Accurately predicting the future direction of prices and the weather are long shots. While it is possible that spot market prices would snap higher, EBW said the more likely outcome is continued near-term declines in the November contract.
That’s largely because weather-driven demand is at its seasonal nadir. Forecaster DTN called for seasonal weather over the eastern United States and continued warmth for the western part of the country in the back half of October.
“Space heating demand is likely to pull nearly even with year-ago levels,” EBW said. “Further, despite the widespread warm anomalies, forecast gas-heating degree days fall only 2 below 30-year normals.”
From a meteorological perspective, much depends on the strength of the Madden-Julian Oscillation, according to DTN. If a strong pattern emerges, it could drive cooler temperatures into the East. If not, a warmer European model may extend warm anomalies to later into the month.
There aren’t many headlines for Permian Basin prices when cash and forward prices are well above zero.

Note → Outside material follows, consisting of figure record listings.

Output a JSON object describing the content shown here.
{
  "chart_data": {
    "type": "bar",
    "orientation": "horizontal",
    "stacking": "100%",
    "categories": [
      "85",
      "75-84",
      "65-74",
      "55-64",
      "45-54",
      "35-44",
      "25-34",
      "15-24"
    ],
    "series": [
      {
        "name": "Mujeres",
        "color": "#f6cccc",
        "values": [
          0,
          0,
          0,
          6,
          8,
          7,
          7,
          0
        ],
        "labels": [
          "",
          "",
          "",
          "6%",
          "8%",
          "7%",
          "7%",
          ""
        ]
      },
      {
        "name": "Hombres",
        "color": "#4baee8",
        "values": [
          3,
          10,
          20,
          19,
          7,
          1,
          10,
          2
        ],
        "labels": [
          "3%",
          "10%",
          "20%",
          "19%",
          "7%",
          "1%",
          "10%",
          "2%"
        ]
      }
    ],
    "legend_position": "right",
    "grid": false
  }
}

Still, a dramatic cash decline that prompted a major sell-off in November forwards, along with pronounced weakness further along the curve, put the spotlight back on the West Texas play in the past few days.
Forward Look data showed Waha November prices tumbling 43.0 cents from Sept. 24-30 to reach $1.341. Cash prices on Wednesday plunged to a 71.0-cent average.
With weather patterns across neighboring regions generally expected to be mild in the coming weeks and extreme summer heat in the West forecast to start fading, demand for Permian gas is rapidly dwindling. AccuWeather said unrelenting heat should continue for the next several days, but “much lower temperatures” along with clouds and even rain could arrive late next week.
“How much and how fast the cooler and wetter pattern evolves will depend on how much the jet stream shifts later next week,” said AccuWeather senior meteorologist Alex Sosnowski.
Meanwhile, there are signs of life emerging in drilling activity. As of Sept. 30, Baker Hughes Co. said the Permian had added four oil rigs for the week to stand at 129, versus 415 a year ago. Though higher associated gas production may be months away, the prospect of added supply amid the currently weak demand environment may have factored into the forward price weakness.
Waha prices for December were down 32.0 cents from Sept. 24-30 to reach $2.416, while the full winter strip dropped 24.0 cents to $2.480, according to Forward Look. The next two seasonal packages were down only 5.0 cents a piece, with summer 2021 averaging $2.460 and winter 2021-2022 averaging $2.610.
Other markets across the Lower 48 recorded price fluctuations that were more in line with benchmark Henry Hub.